Порядок установки будет следующим:
-
Установить подчиненный Центр сертификации уровня ЦС предприятия (со
службой сертификации и службой регистрации в центре сертификации через
Интернет) MS Windows Server 2012 R2, задать имя центра сертификации,
подразделение, организацию, город и страну для сертификата, отправить
запрос на сертификат в корневой центр сертификации. -
Установить сертификат корневого центра сертификации и актуальный
список отозванных сертификатов. - Настроить службу на автоматический выпуск сертификатов.
- Включить аудит работы службы, сделать настройки безопасности.
-
Добавить ссылки на точку распространения отозванных сертификатов и
корневого сертификата центра сертификации, которые будут добавляться в
каждый выпущенный сертификат. - Выпустить внеочередной список отозванных сертификатов.
Установка службы сертификации из состава MS Windows
Установка службы сертификации производится с использованием Мастера в следующей последовательности:
- Открыть окно Диспетчер серверов.
- В окне выбрать Добавить роли и компоненты.
-
В окне Мастера добавления ролей и компонентов
оставить по умолчанию тип установки Установка ролей или компонентов. - В окне Выбор целевого сервера оставить все без изменения.
- Поставить флажок Служба регистрации в центре сертификации через Интернет.
- Нажмите Далее.
- После проверки выбранных параметров установки нажмите Установить.

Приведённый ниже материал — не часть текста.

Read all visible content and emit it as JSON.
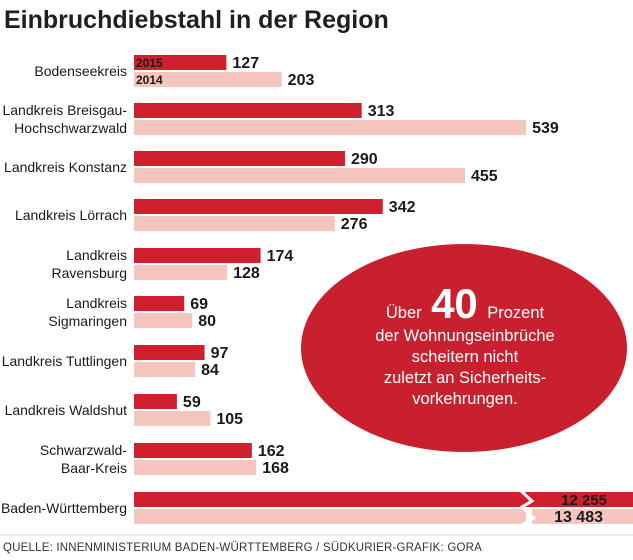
{
  "chart_data": {
    "type": "bar",
    "title": "Einbruchdiebstahl in der Region",
    "categories": [
      [
        "Bodenseekreis"
      ],
      [
        "Landkreis Breisgau-",
        "Hochschwarzwald"
      ],
      [
        "Landkreis Konstanz"
      ],
      [
        "Landkreis Lörrach"
      ],
      [
        "Landkreis",
        "Ravensburg"
      ],
      [
        "Landkreis",
        "Sigmaringen"
      ],
      [
        "Landkreis Tuttlingen"
      ],
      [
        "Landkreis Waldshut"
      ],
      [
        "Schwarzwald-",
        "Baar-Kreis"
      ],
      [
        "Baden-Württemberg"
      ]
    ],
    "series": [
      {
        "name": "2015",
        "color": "#d0202e",
        "values": [
          127,
          313,
          290,
          342,
          174,
          69,
          97,
          59,
          162,
          12255
        ]
      },
      {
        "name": "2014",
        "color": "#f4c6bd",
        "values": [
          203,
          539,
          455,
          276,
          128,
          80,
          84,
          105,
          168,
          13483
        ]
      }
    ],
    "value_labels": {
      "2015": [
        "127",
        "313",
        "290",
        "342",
        "174",
        "69",
        "97",
        "59",
        "162",
        "12 255"
      ],
      "2014": [
        "203",
        "539",
        "455",
        "276",
        "128",
        "80",
        "84",
        "105",
        "168",
        "13 483"
      ]
    },
    "axis_break_on_last_category": true,
    "legend_placement": "inside-first-bars"
  },
  "callout": {
    "pre": "Über",
    "number": "40",
    "post": "Prozent",
    "lines": [
      "der Wohnungseinbrüche",
      "scheitern nicht",
      "zuletzt an Sicherheits-",
      "vorkehrungen."
    ],
    "color": "#c8202e"
  },
  "source": "QUELLE: INNENMINISTERIUM BADEN-WÜRTTEMBERG / SÜDKURIER-GRAFIK: GORA"
}
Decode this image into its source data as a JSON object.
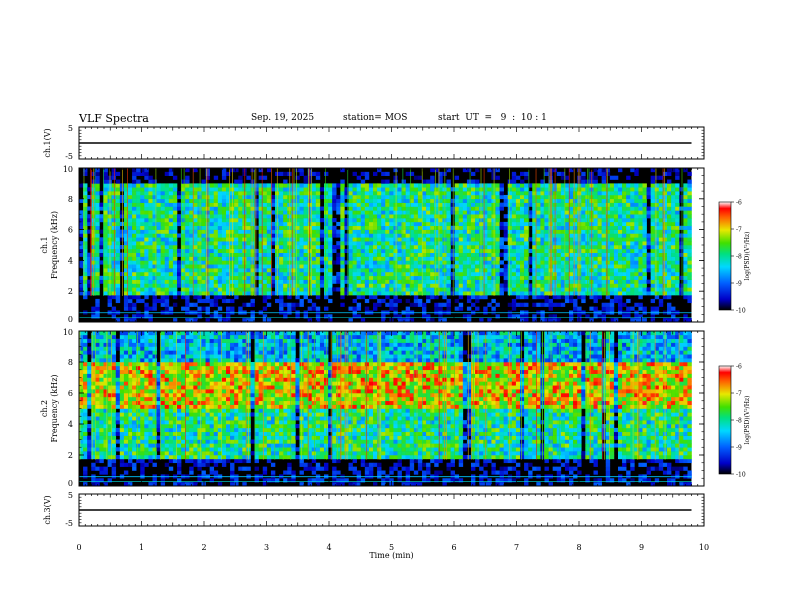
{
  "header": {
    "title": "VLF Spectra",
    "date": "Sep. 19, 2025",
    "station": "station= MOS",
    "start": "start  UT  =   9  :  10 : 1"
  },
  "chart_data": [
    {
      "type": "line",
      "panel": "ch1-waveform",
      "ylabel": "ch.1(V)",
      "ylim": [
        -5,
        5
      ],
      "yticks": [
        "5",
        "-5"
      ],
      "x": [
        0,
        9.8
      ],
      "y": [
        0,
        0
      ],
      "xlim": [
        0,
        10
      ]
    },
    {
      "type": "heatmap",
      "panel": "ch1-spectrogram",
      "ylabel_lines": [
        "ch.1",
        "Frequency  (kHz)"
      ],
      "ylim": [
        0,
        10
      ],
      "yticks": [
        "0",
        "2",
        "4",
        "6",
        "8",
        "10"
      ],
      "xlim": [
        0,
        10
      ],
      "data_xmax": 9.8,
      "colorbar": {
        "label": "log(PSD)(V²/Hz)",
        "range": [
          -10,
          -6
        ],
        "ticks": [
          "-6",
          "-7",
          "-8",
          "-9",
          "-10"
        ]
      },
      "bands": [
        {
          "freq": [
            0,
            1.7
          ],
          "level": -9.8
        },
        {
          "freq": [
            1.7,
            9
          ],
          "level": -8.0
        },
        {
          "freq": [
            9,
            10
          ],
          "level": -10
        }
      ]
    },
    {
      "type": "heatmap",
      "panel": "ch2-spectrogram",
      "ylabel_lines": [
        "ch.2",
        "Frequency  (kHz)"
      ],
      "ylim": [
        0,
        10
      ],
      "yticks": [
        "0",
        "2",
        "4",
        "6",
        "8",
        "10"
      ],
      "xlim": [
        0,
        10
      ],
      "data_xmax": 9.8,
      "colorbar": {
        "label": "log(PSD)(V²/Hz)",
        "range": [
          -10,
          -6
        ],
        "ticks": [
          "-6",
          "-7",
          "-8",
          "-9",
          "-10"
        ]
      },
      "bands": [
        {
          "freq": [
            0,
            1.7
          ],
          "level": -9.8
        },
        {
          "freq": [
            1.7,
            5
          ],
          "level": -8.0
        },
        {
          "freq": [
            5,
            8
          ],
          "level": -7.0
        },
        {
          "freq": [
            8,
            10
          ],
          "level": -8.5
        }
      ]
    },
    {
      "type": "line",
      "panel": "ch3-waveform",
      "ylabel": "ch.3(V)",
      "ylim": [
        -5,
        5
      ],
      "yticks": [
        "5",
        "-5"
      ],
      "x": [
        0,
        9.8
      ],
      "y": [
        0,
        0
      ],
      "xlim": [
        0,
        10
      ]
    }
  ],
  "xaxis": {
    "label": "Time  (min)",
    "ticks": [
      "0",
      "1",
      "2",
      "3",
      "4",
      "5",
      "6",
      "7",
      "8",
      "9",
      "10"
    ]
  }
}
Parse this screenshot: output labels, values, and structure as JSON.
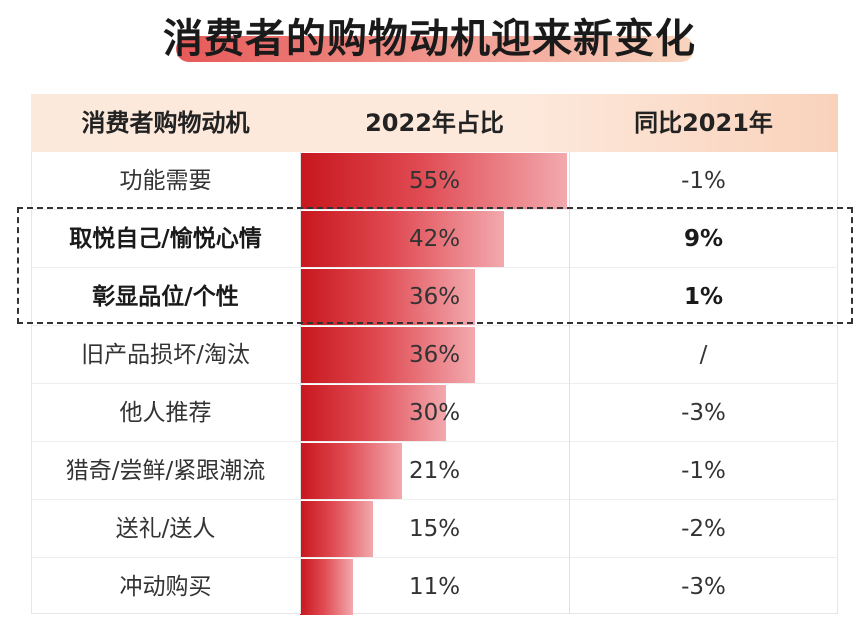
{
  "title": "消费者的购物动机迎来新变化",
  "table": {
    "headers": [
      "消费者购物动机",
      "2022年占比",
      "同比2021年"
    ]
  },
  "chart_data": {
    "type": "bar",
    "orientation": "horizontal",
    "categories": [
      "功能需要",
      "取悦自己/愉悦心情",
      "彰显品位/个性",
      "旧产品损坏/淘汰",
      "他人推荐",
      "猎奇/尝鲜/紧跟潮流",
      "送礼/送人",
      "冲动购买"
    ],
    "values": [
      55,
      42,
      36,
      36,
      30,
      21,
      15,
      11
    ],
    "value_labels": [
      "55%",
      "42%",
      "36%",
      "36%",
      "30%",
      "21%",
      "15%",
      "11%"
    ],
    "yoy": [
      "-1%",
      "9%",
      "1%",
      "/",
      "-3%",
      "-1%",
      "-2%",
      "-3%"
    ],
    "highlighted": [
      false,
      true,
      true,
      false,
      false,
      false,
      false,
      false
    ],
    "xlim": [
      0,
      60
    ],
    "colors": {
      "bar_start": "#c8161d",
      "bar_end": "#f2a9ae",
      "header_bg": "#fbe9dc"
    }
  }
}
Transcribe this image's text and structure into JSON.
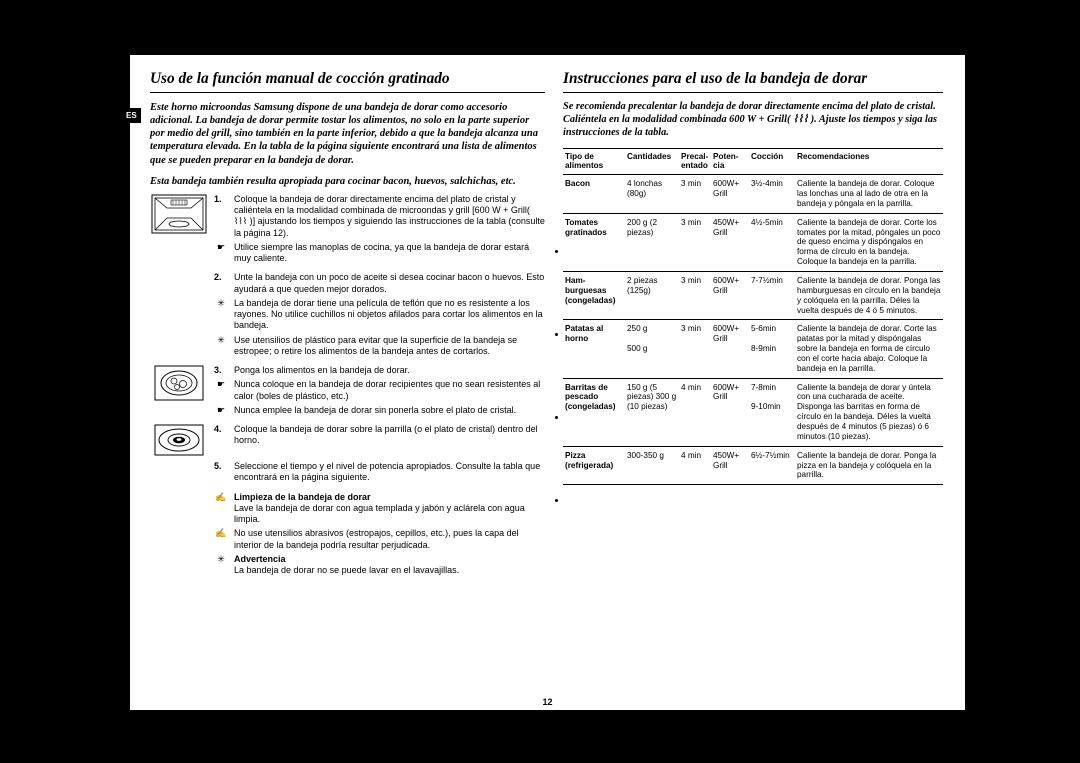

Далее выбрать роль сервера Службы сертификатов Active Directory. В Появившемся
окне оставить все по умолчанию и нажать кнопку Добавитькомпоненты.
За процессом установки можно наблюдать в окне Результаты.
После установки службы сертификации необходимо ее настроить. Для этого
нажать Настроить службы сертификации Active Directory на конечном сервере.
В окне учетные данные нажать Далее.
В окне выбора службы роли для настройки отметить флажками Центр сертификации и
Служба регистрации в центре сертификации через Интернет. Нажать кнопку Далее.
Далее следует выбрать ЦС предприятия.
Затем Подчиненный ЦС.
При создании нового ключа ЦС выбрать опцию Создать новый закрытый ключ.
Далее следует выбрать криптопровайдер RSA#Microsoft Software Key Storage Provider и
установить опцию Разрешить взаимодействие с администратором, если центр сертификации
обращается к закрытому ключу.
Далее ввести сведения о ЦС. Имя ЦС может быть введено
как кириллицей, так и латиницей. При этом если имя вводится кириллицей,
то его длина не должна превышать 50 символов.
Если Имя вводится латиницей, то его длина не должна превышать 250 символов.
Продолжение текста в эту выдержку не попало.